C'est l’histoire d’un retour au pays. Le réalisateur, né à Nazareth en
1960 et vivant aux Etats-Unis, revient chez lui pour voir ses parents,
les siens, sa terre. Et faire un film. Il se met lui-même en scène dans
cette quête, Pierrot faussement naïf, frère de Harry Langdon, qui tient
en images son carnet au jour le jour. Et les impressions succèdent aux
impressions. Une dame corpulente, c’est sa tante, entre dans un salon
vide, s’assied sur un canapé et commence à parler, à personne, sinon à
la caméra droit braquée sur elle, immobile. Quelques histoires de
famille passent là. Les figures et les pions d’un jeu de jacquet qui se
joue sur cette terre depuis, dit-on, les Phéniciens qui l’inventèrent,
apparaissent sur l’écran d’un ordinateur. Un vieux monsieur affronte la
machine. Puis il y a un café, puis un carrefour où des badauds guettent
des automobilistes qui ne vont pas manquer de s’y disputer, et un
prêtre orthodoxe qui, au moment même où des scooters marins déchirent
le silence du lac de Tibériade, parle de Jésus marchant sur les eaux,
et une boutique où l’on met soigneusement en flacons un peu de
poussière de la Terre sainte, et…
Bref, ce n’est
pas pour rien que cette première partie du film s’appelle "Nazareth,
journal intime". Et si la seconde est titrée "Tel-Aviv, journal
politique", elle est, d’une certaine façon, tout aussi anecdotique. Ce
n’est pas là un reproche. Bien au contraire. C’est même le mérite
premier, et très grand, de ce film, de donner à voir, avec l’acuité du
regard de celui qui, revenant au pays, ne retrouve plus le rêve qu’il y
a laissé, le quotidien d’enfermement des Palestiniens, cette vie qu’on
leur fait sans l’horizon d’un avenir à espérer. C’est que, si
"Chronique d’une disparition" en chacune de ses séquences prise à part
est drôle, de cet humour élégant et glacé qui saura voir d’abord, dans
l’agressivité de l’occupant israélien surarmé le grotesque de la
posture, s’il est tendre, de cette tendresse qui lira tout l’amour du
monde sur le corps lourd d’une mère ensommeillée, il est, à prendre
dans sa totalité, parfaitement désenchanté. Et ce n’est évidemment pas
pour rien qu’il s’achève par un très long plan fixe sur une télévision
allumée, où le speaker israélien donne des nouvelles religieuses à
l’intention des juifs seuls, avant que claquent les drapeaux d’Israël,
plan suivi d’un contrechamp dans la même pièce sur un vieux couple
palestinien somnolant devant ce poste qui ne parle pour personne, comme
la vieille tante du début. "A mon père, à ma mère, ma seule patrie",
écrit le cinéaste à la fin de son film, dédicace d’amour et de
désespérance.
On n’aura pas dit assez
l’étonnante beauté de ce film, un de ces ovnis, "objets inquiétants"

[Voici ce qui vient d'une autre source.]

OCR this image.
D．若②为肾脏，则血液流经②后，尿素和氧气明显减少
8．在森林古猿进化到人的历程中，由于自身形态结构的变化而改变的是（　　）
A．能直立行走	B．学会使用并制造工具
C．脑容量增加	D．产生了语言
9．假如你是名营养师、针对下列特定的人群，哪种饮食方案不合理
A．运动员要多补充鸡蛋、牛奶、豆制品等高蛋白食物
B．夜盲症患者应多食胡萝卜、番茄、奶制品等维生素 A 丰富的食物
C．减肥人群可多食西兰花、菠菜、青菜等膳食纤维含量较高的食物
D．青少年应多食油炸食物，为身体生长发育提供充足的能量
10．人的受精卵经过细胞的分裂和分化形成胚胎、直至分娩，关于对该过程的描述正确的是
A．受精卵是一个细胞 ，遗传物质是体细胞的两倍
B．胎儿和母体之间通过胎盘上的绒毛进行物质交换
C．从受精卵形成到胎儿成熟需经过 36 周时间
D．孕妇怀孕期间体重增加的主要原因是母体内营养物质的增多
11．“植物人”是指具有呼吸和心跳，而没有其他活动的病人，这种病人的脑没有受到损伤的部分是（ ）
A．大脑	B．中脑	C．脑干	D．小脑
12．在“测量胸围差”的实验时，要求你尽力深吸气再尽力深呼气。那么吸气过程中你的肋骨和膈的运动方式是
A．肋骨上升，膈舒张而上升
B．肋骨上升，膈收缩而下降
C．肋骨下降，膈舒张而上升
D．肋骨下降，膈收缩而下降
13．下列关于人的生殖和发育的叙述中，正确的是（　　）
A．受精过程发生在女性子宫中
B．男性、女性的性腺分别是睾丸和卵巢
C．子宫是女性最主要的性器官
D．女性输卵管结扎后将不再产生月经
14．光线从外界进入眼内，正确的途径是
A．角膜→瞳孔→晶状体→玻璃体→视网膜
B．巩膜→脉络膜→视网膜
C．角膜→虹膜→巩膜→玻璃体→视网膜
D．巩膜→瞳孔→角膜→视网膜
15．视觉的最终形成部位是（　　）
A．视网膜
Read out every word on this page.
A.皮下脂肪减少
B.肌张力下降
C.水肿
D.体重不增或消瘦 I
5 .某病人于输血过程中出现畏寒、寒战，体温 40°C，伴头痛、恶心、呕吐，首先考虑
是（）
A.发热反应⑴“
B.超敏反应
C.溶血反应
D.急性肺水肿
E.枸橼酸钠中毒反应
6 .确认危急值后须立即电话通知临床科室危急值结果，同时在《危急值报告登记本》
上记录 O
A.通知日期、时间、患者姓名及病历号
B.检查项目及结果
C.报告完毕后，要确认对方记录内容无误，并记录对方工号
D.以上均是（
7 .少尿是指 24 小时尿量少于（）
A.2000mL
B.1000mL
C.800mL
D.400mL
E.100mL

dont Jean Rouch attendait la "mise en circulation" par le cinéma, si
l’on n’ajoute que, donné comme "journal", il est "cinématographiquement" écrit comme un journal. Cas de plus en plus
rare dans un cinéma qui va vers le prêt-à-porter, d’une "forme" pensée
par rapport à ce qui est à dire. C’est bien en effet une question
d’écriture : tout est quasiment, à la manière des grands primitifs,
tourné en plans fixes, caméra immobile, les personnages frontalement
saisis face à elle. Cela donne une extraordinaire force de persuasion à
tout ce qui est montré, sans artifice, aurait-on envie de dire. Et
pourtant, l’artifice (et c’est l’écriture) est bien évidemment là : les
scènes ont été écrites pour être jouées, les personnages qui ne sont
pas des acteurs, mais les parents et amis du réalisateur et lui-même,
ont été préparés pour cela, les lieux ont été choisis, et jusqu’à
l’emplacement de la caméra à la bonne distance, celle qui permettra
d’entrer sans la violer dans l’intimité d’une chambre, ou qui élargira
le champ jusqu’à saisir tout ce qui se passe dans une rue. Il y a du
Tati dans cette science d’une appréhension de l’espace. C’est-à-dire du
grand cinéma, et c’est assez rare pour qu’on n’en relève pas tout le
charme poignant."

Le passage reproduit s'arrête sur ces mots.